令和6年度ねずみ・昆虫等の防除「過去問題解説2」
問題171
害虫やその防除に関する次の記述のうち、最も不適当なものはどれか。
- ニクバエ類の雌成虫は、糞や腐敗した動物質などに卵を産み付ける。
- チョウバエ類の発生源は、建築物内では浄化槽や排水溝などである。
- ユスリカ類が建築物内の排水溝やプールから発生することがある。
- チャタテムシ類の防除では、カビの発生を抑えることも必要である。
- ネッタイトコジラミが国内の宿泊施設で発見された事例がある。
答え【1】
一般的に、ニクバエの成虫は卵胎生で、孵化寸前の幼虫の入った卵を動物の死体に産みつける。
問題172
薬剤とその特徴や効力、製剤との組合せとして、最も不適当なものは次のうちどれか。
- メトフルトリン――――――常温揮散製剤
- ジクロルボス―――――――食毒剤
- ブロフラニリド――――――有機リン剤などに対する抵抗性を示す集団への対策
- フェノトリン―――――――ULV処理専用の水性乳剤
- エトフェンプロックス―――ピレスロイド様化合物
答え【2】
ジクロルボスは、燻煙剤や燻蒸剤として用いる。
問題173
殺虫製剤やその有効成分(原体)に関する次の記述のうち、最も不適当なものはどれか。
- 殺虫剤抵抗性の発達を回避するために、作用機構が同ーの数種の殺虫成分を選定し、それらを有効成分とする製剤をローテーション処理する。
- ピレスロイドとは、除虫菊の花に含まれる殺虫成分やその類似化合物の総称である。
- 現在、我が国で有機塩素系殺虫成分を有効成分とする乳剤が使用されている。
- ベット用のノミやマダニ駆除を標榜(ぼう)する殺虫製剤は、農林水産省が所轄している。
- トコジラミ用の殺虫製剤や忌避製剤は、医薬品、医療機器等の品質、有効性及び安全性の確保等に関する法律に基づく、医薬品、医薬部外品としての承認が必要である。
答え【1】
薬剤処理のローテーション処理とは作用機構の異なる薬剤を輪番で使用することであり同ーの数種の殺虫成分を選定することではありません。
問題174
ネズミの生態や防除に関する次の記述のうち、最も適当なものはどれか。
- 床が濡れていたり汚れていたりすると、ネズミは粘着トラップにかかりにくい。
- 殺鼠剤は、経皮的にネズミの体内に取り込ませることを目的としている。
- 室内で圧殺式トラップを設置する場合には、毒餌皿に入れる。
- 餌を断つことを目的とした食物・残滓管理により、ネズミの防除は達成可能である。
- ネズミの体の脂と汚れで、壁面や配管等に残った黒い跡を、ローチスポットと呼ぶ。
答え【1】
正しいのは(1)です。(2)の
殺鼠剤は、喫食させる食毒剤です。
(3)の
圧殺式トラップは、水平に保って床などに配置させる。
(4)は
餌を断つことを目的とした食物・残滓管理だけでは不十分でネズミの防除では侵入防止も重要である。 (5)ネズミの体の脂と汚れで、壁面や配管等に残った黒い跡を、ラットサインと呼ぶ。

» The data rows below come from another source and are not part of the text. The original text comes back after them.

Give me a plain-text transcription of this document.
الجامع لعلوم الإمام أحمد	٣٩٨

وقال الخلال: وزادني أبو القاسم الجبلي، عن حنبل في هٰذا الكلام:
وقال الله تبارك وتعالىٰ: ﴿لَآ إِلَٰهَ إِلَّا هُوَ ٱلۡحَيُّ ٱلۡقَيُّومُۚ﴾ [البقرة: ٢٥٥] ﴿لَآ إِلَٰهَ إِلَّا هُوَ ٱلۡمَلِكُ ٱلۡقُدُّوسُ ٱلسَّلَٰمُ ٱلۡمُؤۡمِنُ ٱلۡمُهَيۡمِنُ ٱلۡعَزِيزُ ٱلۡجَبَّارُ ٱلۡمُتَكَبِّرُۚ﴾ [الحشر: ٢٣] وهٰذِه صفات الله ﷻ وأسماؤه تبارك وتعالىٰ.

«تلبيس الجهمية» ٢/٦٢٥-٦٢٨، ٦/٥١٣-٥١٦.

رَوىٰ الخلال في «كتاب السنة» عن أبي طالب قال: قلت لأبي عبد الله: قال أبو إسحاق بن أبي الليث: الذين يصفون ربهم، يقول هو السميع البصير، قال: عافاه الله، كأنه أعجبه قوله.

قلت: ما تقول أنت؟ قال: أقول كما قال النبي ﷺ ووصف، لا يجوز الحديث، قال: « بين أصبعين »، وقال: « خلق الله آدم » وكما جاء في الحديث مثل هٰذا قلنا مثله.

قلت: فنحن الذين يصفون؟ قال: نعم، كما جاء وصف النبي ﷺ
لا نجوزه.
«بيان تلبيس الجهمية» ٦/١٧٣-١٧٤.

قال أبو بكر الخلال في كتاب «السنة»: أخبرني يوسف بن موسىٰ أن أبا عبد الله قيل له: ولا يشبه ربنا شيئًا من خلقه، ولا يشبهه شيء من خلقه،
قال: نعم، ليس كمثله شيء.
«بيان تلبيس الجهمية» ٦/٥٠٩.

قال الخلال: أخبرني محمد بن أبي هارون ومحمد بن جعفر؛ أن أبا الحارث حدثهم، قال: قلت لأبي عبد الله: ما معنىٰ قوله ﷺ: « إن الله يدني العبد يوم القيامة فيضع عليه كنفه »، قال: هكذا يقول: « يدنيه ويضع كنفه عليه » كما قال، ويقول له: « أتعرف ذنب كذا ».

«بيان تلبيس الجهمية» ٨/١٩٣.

ローチスポットとはゴキブリによる汚れの跡のことである。
問題175
殺鼠剤とそれに関連する次の記述のうち、最も不適当なものはどれか。
- ジフェチアロールは、第2世代の抗凝血性殺鼠剤である。
- シリロシドは、ユリ科植物の球根から得られる成分である。
- リン化亜鉛は、抗凝血性殺鼠剤である。
- ブロマジオロン製剤は、動物用医薬部外品として市販されている。
- ワルファリンは、第 1世代のクマリン系殺鼠剤である。
答え【3】
リン化亜鉛は、胃酸と反応してリン化水素を発生し、その毒作用から死に至る殺鼠剤である。